Haaks dienstgebouw van één bouwlaag onder zadeldak, bestaande uit een stalling en koetshuis. Gecementeerde en roosgeschilderde bakstenen lijstgevel onder fijn geprofileerd daklijstje. Het meest noordelijke gedeelte, de stalling, is nog vrij intact. De afgeschuinde zandstenen sokkel, muurankers, steigergaten, venster- en deuromlijsting met geprofileerde hoek- en negblokken zijn bewaard gebleven.
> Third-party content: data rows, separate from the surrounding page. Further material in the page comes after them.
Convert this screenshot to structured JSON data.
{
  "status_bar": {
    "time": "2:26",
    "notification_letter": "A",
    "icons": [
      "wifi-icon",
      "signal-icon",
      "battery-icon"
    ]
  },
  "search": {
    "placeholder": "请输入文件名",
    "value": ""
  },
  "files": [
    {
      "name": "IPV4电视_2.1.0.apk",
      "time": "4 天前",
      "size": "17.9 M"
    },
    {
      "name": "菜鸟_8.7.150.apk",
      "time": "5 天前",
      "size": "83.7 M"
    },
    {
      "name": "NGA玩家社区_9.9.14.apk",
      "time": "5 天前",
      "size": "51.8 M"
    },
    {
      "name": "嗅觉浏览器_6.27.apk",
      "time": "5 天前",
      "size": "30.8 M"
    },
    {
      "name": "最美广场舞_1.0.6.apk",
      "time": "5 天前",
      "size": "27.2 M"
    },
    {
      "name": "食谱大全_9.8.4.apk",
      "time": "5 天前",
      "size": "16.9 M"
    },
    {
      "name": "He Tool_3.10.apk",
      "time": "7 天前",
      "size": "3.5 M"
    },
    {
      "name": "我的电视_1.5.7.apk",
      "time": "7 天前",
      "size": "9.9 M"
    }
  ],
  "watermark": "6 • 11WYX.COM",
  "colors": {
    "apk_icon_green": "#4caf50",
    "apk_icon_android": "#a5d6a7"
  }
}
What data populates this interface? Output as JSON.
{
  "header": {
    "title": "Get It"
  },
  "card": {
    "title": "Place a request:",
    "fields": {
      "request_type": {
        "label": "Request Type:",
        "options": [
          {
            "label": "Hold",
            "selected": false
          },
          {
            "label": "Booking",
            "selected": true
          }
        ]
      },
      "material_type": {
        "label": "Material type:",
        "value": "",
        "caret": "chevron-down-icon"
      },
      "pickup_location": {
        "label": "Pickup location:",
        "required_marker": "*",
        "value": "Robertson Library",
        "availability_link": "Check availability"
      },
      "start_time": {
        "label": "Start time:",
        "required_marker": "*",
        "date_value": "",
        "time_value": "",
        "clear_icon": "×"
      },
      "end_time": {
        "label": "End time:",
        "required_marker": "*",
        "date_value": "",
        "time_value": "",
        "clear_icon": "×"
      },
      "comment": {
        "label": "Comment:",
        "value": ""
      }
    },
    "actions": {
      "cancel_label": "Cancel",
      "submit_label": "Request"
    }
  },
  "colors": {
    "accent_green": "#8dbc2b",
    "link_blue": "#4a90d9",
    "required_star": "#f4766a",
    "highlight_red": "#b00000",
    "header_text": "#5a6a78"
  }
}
Het aansluitend gedeelte werd verbouwd tot koetshuis door toevoeging van twee gerecupeerde 18de-eeuwse poortomlijstingen in blauwe hardsteen (cf. de kapitelen sluiten niet aan bij de daklijst).
De geprofileerde rondbogen worden geflankeerd door muurpilasters met eenvoudige kapitelen versierd met dropmotief.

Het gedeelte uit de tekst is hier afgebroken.